The Tigers have done very little in the early stages off the young off-season. They didn’t re-sign Anibal Sanchez during the five-day exclusive negotiation window, and they didn’t make a splash in the first 24 hours of the free agency period, but they did announce last week that they wouldn’t be bringing back Delmon Young, and that’s about as big of a move as they’ll make this offseason.

I mean, they’ll still likely sign a reliever and an outfielder, and it’s still possible that they’ll bring back Sanchez, but none of those moves would necessarily have as big of an impact to the club as simply giving all of Young’s plate appearances to Victor Martinez will likely have.

Young played almost exclusively at designated hitter for the Tigers in 2012, accumulating 608 plate appearances and racking up -0.7 WAR for his efforts. It wasn’t that he was a terrible hitter overall (though he was fairly bad), but he was completely horrible considering his one job was to hit. His 89 wRC+ would be quite good if he could play, say, shortstop, but he couldn’t even play the outfield so it provided zero value to the club (negative value, you could even say).

In 2011, Victor Martinez accumulated 595 plate appearances (mostly as the DH) and was credited for 2.9 wins above replacement (a 3.6 WAR increase over Young). Sure, Martinez got some credit there for playing 29 games at catcher, but even from a purely offensive standpoint, his .369 wOBA, compared to Young’s .305 mark, translates into a 33 run increase over 600 plate appearances. That still makes him roughly 3.3 wins better than Young, and, all else being equal last year, would/could have turned the Tigers into a 91 or 92 win team.

And those numbers likely don’t contain much context.

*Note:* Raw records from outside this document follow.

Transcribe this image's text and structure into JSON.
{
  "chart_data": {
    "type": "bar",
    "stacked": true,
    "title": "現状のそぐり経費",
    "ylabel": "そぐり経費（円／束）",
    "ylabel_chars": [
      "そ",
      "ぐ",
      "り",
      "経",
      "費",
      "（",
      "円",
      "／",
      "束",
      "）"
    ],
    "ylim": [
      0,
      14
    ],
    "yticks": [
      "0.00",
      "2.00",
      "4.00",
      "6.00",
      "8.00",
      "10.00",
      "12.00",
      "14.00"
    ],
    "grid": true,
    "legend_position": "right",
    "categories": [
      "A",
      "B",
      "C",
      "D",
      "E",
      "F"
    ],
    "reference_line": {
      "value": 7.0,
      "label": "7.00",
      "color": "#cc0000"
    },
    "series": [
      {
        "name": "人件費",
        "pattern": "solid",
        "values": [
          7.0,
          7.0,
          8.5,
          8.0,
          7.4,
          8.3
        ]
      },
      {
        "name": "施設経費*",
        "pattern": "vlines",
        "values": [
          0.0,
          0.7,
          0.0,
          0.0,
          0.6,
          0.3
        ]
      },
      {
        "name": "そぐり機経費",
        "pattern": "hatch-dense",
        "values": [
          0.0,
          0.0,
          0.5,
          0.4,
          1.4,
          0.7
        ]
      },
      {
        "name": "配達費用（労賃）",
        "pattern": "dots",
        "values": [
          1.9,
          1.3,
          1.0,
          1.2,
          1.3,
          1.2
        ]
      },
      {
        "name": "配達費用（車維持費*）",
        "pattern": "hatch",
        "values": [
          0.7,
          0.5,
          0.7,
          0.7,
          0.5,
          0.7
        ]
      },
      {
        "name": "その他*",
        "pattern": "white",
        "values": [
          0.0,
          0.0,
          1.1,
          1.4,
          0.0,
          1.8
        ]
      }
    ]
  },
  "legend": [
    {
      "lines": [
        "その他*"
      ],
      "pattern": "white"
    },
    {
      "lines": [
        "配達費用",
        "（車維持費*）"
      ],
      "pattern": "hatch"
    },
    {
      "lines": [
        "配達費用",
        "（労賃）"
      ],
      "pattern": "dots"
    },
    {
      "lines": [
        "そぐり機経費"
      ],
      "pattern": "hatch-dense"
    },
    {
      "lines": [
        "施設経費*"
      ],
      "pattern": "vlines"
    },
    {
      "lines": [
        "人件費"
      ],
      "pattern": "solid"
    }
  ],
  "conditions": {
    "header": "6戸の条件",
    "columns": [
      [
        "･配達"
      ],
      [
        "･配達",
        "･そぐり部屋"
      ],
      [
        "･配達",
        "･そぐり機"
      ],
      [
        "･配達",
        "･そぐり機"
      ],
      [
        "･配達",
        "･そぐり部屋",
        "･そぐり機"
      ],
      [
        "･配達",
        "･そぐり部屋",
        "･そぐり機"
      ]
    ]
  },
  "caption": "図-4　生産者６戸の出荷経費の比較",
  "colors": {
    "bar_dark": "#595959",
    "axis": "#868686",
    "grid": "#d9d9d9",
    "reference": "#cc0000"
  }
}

We constantly watched Young flail away with runners in scoring position – there was never any change in approach – but Victor Martinez would be more likely to produce a run scoring sac-fly (or something other than a strikeout or GIDP). His contrasting ability to change his approach at the plate could result in a small handful of bonus runs over the course of a 162 game season.

Anibal Sanchez wouldn’t add 3.3 wins over Rick Porcello, and while a Victorio/Pagan type player could represent a similar boost over a Berry/Garcia (replacement level) platoon in the outfield, there are a number of other corner outfielders the Tigers could add that wouldn’t. And any boos in the outfield would likely come in a combination of offense and defense. The Martinez-Young swap will be a purely offensive gain – the area in which they struggled the most in the World Series.

It’s easy to take this move for granted because it wasn’t really any sort of move at all – they’re simply receiving one of their players back from the disable list – but it’s going to have as much real impact to the success of next year’s squad as any offseason move they make.